Earlier this week, Dara Fresco, a head teller with the Canadian Imperial Bank of Commerce, launched a $600-million class-action lawsuit against her employer. Ms. Fresco launched the suit on behalf of 10,000 of her colleagues who regularly work overtime for which they aren't paid.
And it's about time. Statistics Canada reports that over 1.6 million Canadians worked unpaid overtime in April. Almost a quarter of the work force regularly puts in over eight hours a day but only ten per cent gets paid for it.
Employees are protected against unpaid overtime by labour laws, but it isn't difficult to have them "volunteer" for overtime when employers can hold promotions, raises, or even just keeping their jobs, over their heads. And a round of layoffs, real or threatened, is often enough to whip recalcitrant employees into line.
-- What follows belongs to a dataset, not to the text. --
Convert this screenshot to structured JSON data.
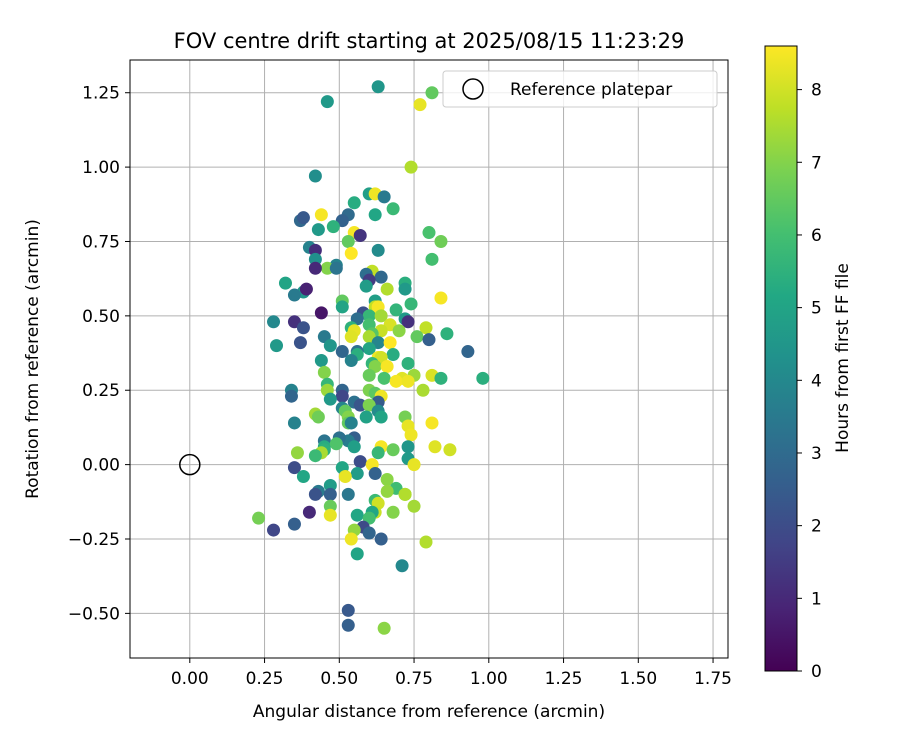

And why wouldn't employers take advantage? Keeping costs down and profits up is the name of the capitalist game. Without the occasional swift kick, employers will push their advantage to the limit. Ms. Fresco's courageous suit may just deliver the kick business seems in need of at the moment. Similar suits in the U.S. have squeezed huge retroactive overtime payments to employees out of a number of companies including $78-million out of Wal-Mart's Pennsylvania stores.
Incidentally, after ten years with the bank, Dara was making the princessly sum of $30,715 a year. She claims she is owed $50,000 for unpaid overtime. She deserves every penny. Plus interest, of course -- at the bank's top mortgage rate.